Pameran Ecophilia. (Jessica Nur Faddilah)
Pameran Ecophilia Ajak Pengunjung Cintai Lingkungan Lewat Beragam Wahana Unik
Riza Aslam Khaeron • 14 January 2026 19:02
Jakarta: Museum Bank Indonesia menggelar Pameran Ecophilia yang menarik perhatian pengunjung melalui wahana visual dan aktivitas interaktif yang disajikan. Salah satu wahana yang paling diminati pengunjung adalah Zona Janji Hijau, yang mengajak pengunjung menyampaikan pesan dan komitmen untuk menjaga lingkungan.
Pameran Ecophilia ini memiliki enam zona utama, yaitu Lorong Ecophilia, Zona Pelataran, Zona Rupa Indah, Zona Krisis Bumi, Zona Aksi Bersama, dan Zona Koda: Janji Hijau.
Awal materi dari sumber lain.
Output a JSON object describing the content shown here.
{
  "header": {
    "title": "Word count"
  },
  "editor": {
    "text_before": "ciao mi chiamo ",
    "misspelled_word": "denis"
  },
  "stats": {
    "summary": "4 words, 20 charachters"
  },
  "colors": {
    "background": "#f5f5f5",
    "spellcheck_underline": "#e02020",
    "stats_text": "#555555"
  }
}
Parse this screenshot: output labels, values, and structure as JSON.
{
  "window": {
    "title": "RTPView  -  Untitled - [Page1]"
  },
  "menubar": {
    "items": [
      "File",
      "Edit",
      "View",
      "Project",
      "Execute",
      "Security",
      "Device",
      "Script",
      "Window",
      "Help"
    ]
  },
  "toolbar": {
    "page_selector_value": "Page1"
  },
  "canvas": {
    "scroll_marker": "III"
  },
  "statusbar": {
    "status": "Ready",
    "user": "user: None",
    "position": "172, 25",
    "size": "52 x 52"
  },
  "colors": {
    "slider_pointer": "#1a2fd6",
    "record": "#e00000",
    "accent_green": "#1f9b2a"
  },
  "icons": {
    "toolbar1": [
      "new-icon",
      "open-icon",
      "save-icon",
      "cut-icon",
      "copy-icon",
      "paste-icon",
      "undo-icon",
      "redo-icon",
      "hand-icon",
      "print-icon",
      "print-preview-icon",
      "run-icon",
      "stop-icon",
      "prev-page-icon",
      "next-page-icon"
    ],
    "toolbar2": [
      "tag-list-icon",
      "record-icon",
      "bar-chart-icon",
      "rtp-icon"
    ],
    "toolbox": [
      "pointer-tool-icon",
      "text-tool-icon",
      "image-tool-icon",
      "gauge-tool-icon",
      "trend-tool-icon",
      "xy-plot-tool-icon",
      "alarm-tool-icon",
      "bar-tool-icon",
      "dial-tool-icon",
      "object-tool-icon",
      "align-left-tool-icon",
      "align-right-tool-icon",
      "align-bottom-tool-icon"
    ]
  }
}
Setiap zona menyajikan materi edukasi yang beragam, mulai dari koleksi rupiah tematik, instalasi berbasis alam, ruang imersif, hingga pemanfaatan barang daur ulang.

Zona Janji Hijau. (Jessica Nur Faddilah)
Zona Janji Hijau adalah area di mana pengunjung bisa menuliskan pesan dan kesan di kertas berbentuk daun yang kemudian ditempelkan pada pohon buatan.
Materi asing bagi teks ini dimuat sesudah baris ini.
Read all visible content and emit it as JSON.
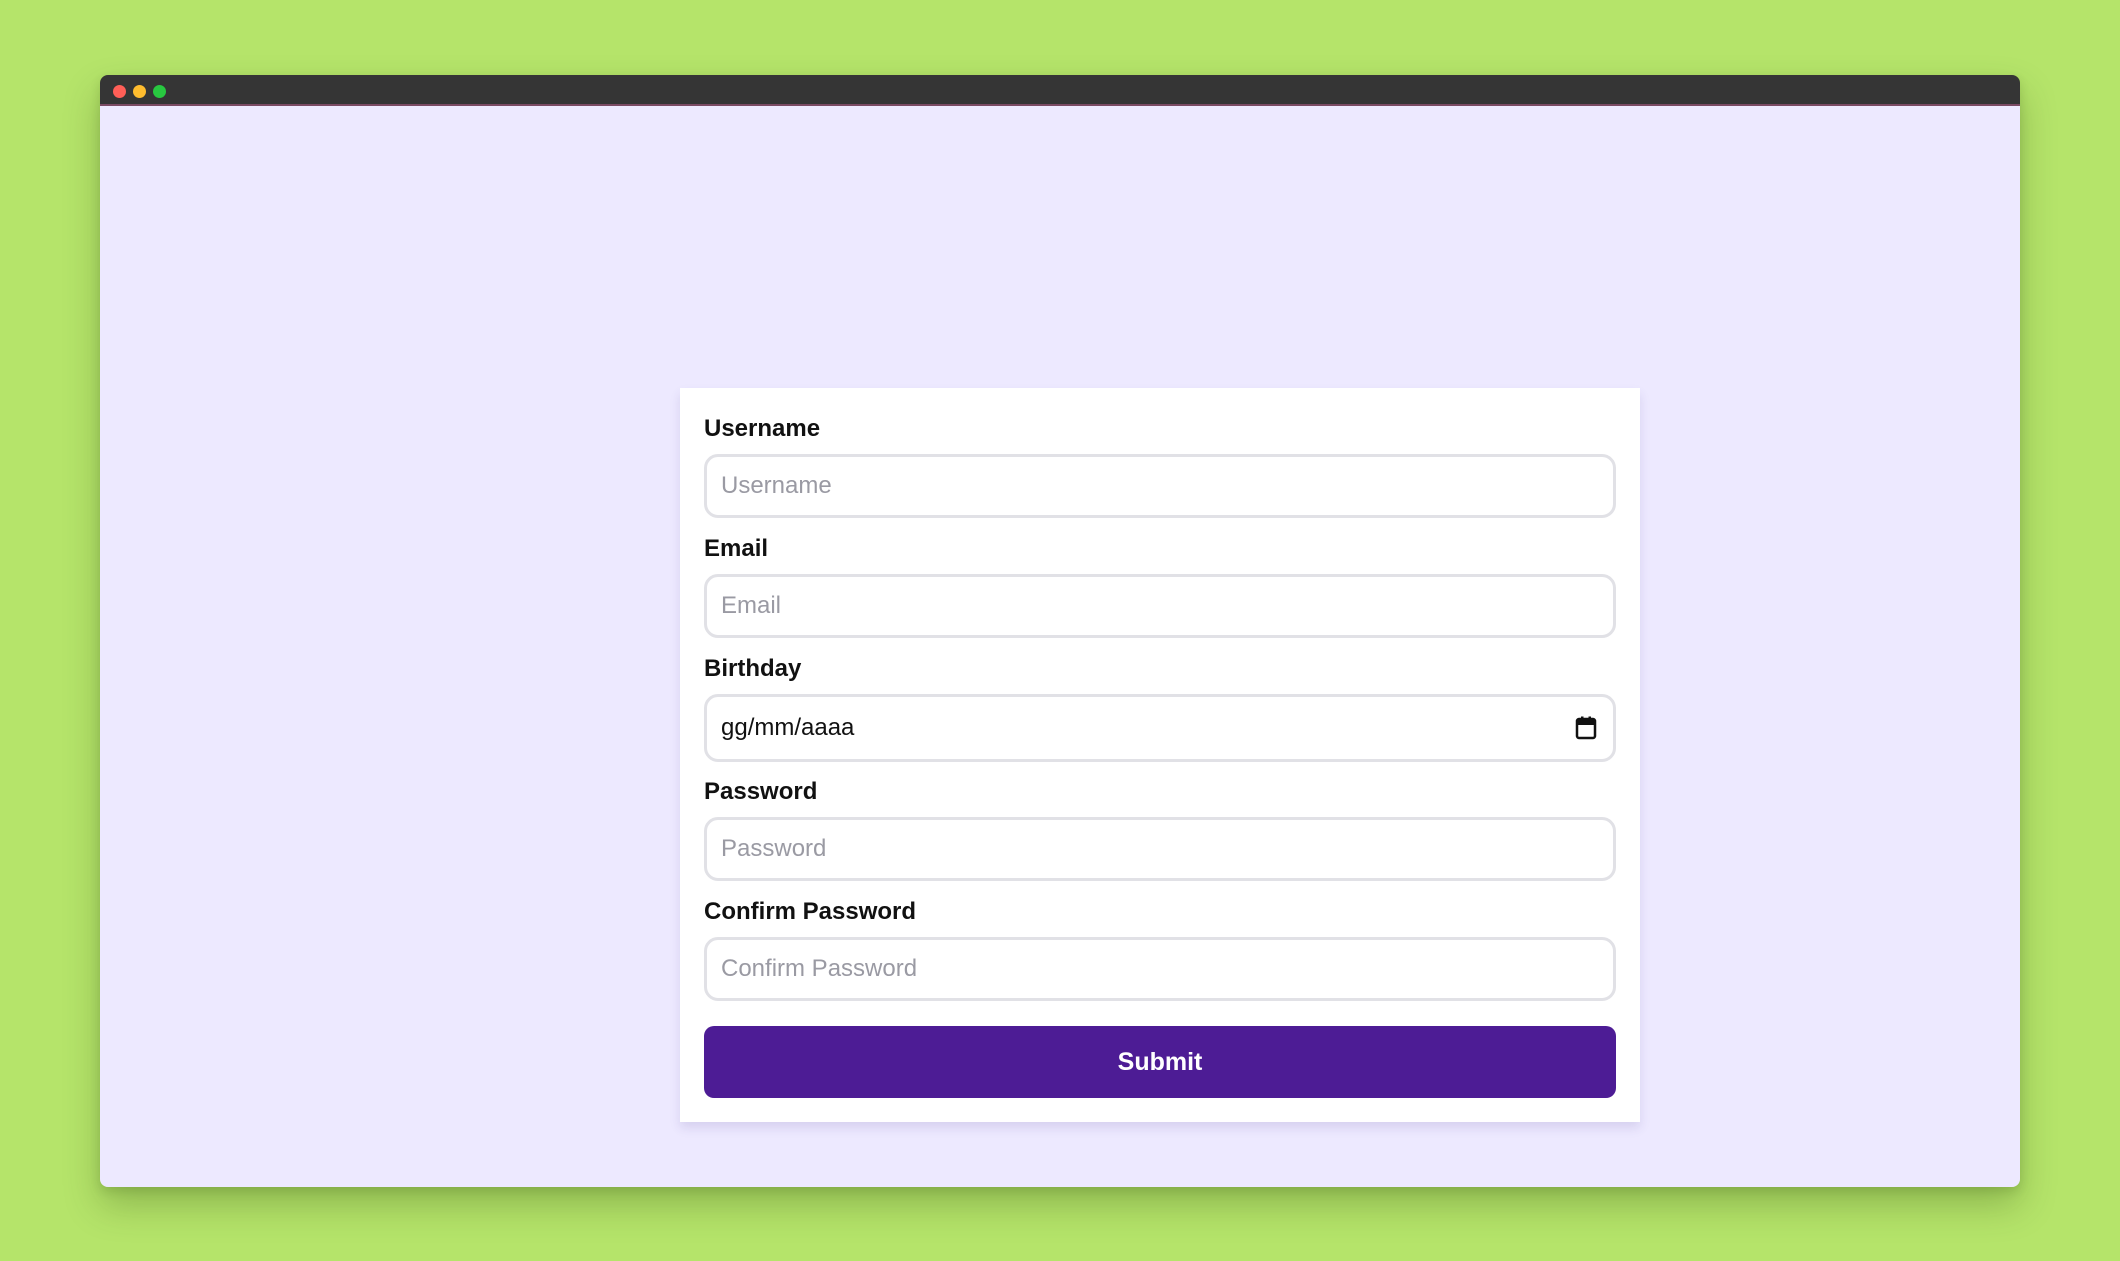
{
  "colors": {
    "backdrop": "#b5e46a",
    "titlebar": "#353535",
    "content_bg": "#ede9ff",
    "dot_red": "#ff5f57",
    "dot_yellow": "#febc2e",
    "dot_green": "#28c840",
    "button_bg": "#4d1c95"
  },
  "form": {
    "username": {
      "label": "Username",
      "placeholder": "Username",
      "value": ""
    },
    "email": {
      "label": "Email",
      "placeholder": "Email",
      "value": ""
    },
    "birthday": {
      "label": "Birthday",
      "display_value": "gg/mm/aaaa",
      "icon": "calendar-icon"
    },
    "password": {
      "label": "Password",
      "placeholder": "Password",
      "value": ""
    },
    "confirm_password": {
      "label": "Confirm Password",
      "placeholder": "Confirm Password",
      "value": ""
    },
    "submit_label": "Submit"
  }
}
Selain itu, pengunjung dapat menuliskan pesan melalui komputer yang akan ditampilkan di layar dan dapat dibaca pengunjung lainnya.
| Baca Juga: Daftar Konglomerat '9 Naga' Penguasa Bisnis Indonesia, Siapa Saja? |
Zona Pemanfaatan Daur Ulang juga banyak menarik perhatian pengunjung. Di zona ini, pengunjung melihat berbagai instalasi berbasis barang daur ulang yang menyampaikan pesan pelestarian lingkungan secara visual.
Zona ini berada tepat sebelum zona terakhir, sehingga banyak pengunjung berhenti dan mengamati.
Adapun zona menonjol lainnya yaitu Zona Rupa Indah yang menampilkan koleksi rupiah tematik.
Dalam zona ini, pengunjung dapat melihat desain uang kertas rupiah yang menampilkan tema flora dan fauna sebagai simbol keanekaragaman hayati Indonesia. Tampilan tersebut menunjukkan bahwa uang kertas rupiah juga memuat pesan tentang keselarasan antara manusia dan alam.
Melalui pameran ini, pengunjung diajak memandang uang tidak hanya sebagai alat tukar, tetapi juga sebagai sarana penyampai pesan tentang kekayaan alam Indonesia dan pentingnya pelestarian lingkungan.
Salah seorang pengunjung, Regina, tertarik dengan zona flora dan fauna karena dilengkapi permainan interaktif. Dalam permainan tersebut, pengunjung diminta memilih flora atau fauna yang terancam punah.
Jika pilihan tidak tepat, tampilan visual di layar akan berubah sebagai bentuk simulasi dampak kerusakan lingkungan.
Regina menilai informasi yang disajikan dalam pameran ini mudah dipahami dan dikemas secara menarik.
“Bagi pengunjung, datang ke pameran ini dan membaca informasinya mudah dipahami serta ada game yang membuat terasa lebih asyik,” kata Regina.
Pameran Ecophilia dapat dikunjungi hingga 15 Februari 2026 di Museum Bank Indonesia. Pameran ini diminati oleh berbagai kalangan dan biasanya lebih ramai dikunjungi pada akhir pekan serta hari libur nasional.
Melalui konsep interaktif dan visual, pameran ini menghadirkan pengalaman yang tidak hanya menghibur, tetapi menumbuhkan kesadaran pengunjung terhadap isu lingkungan.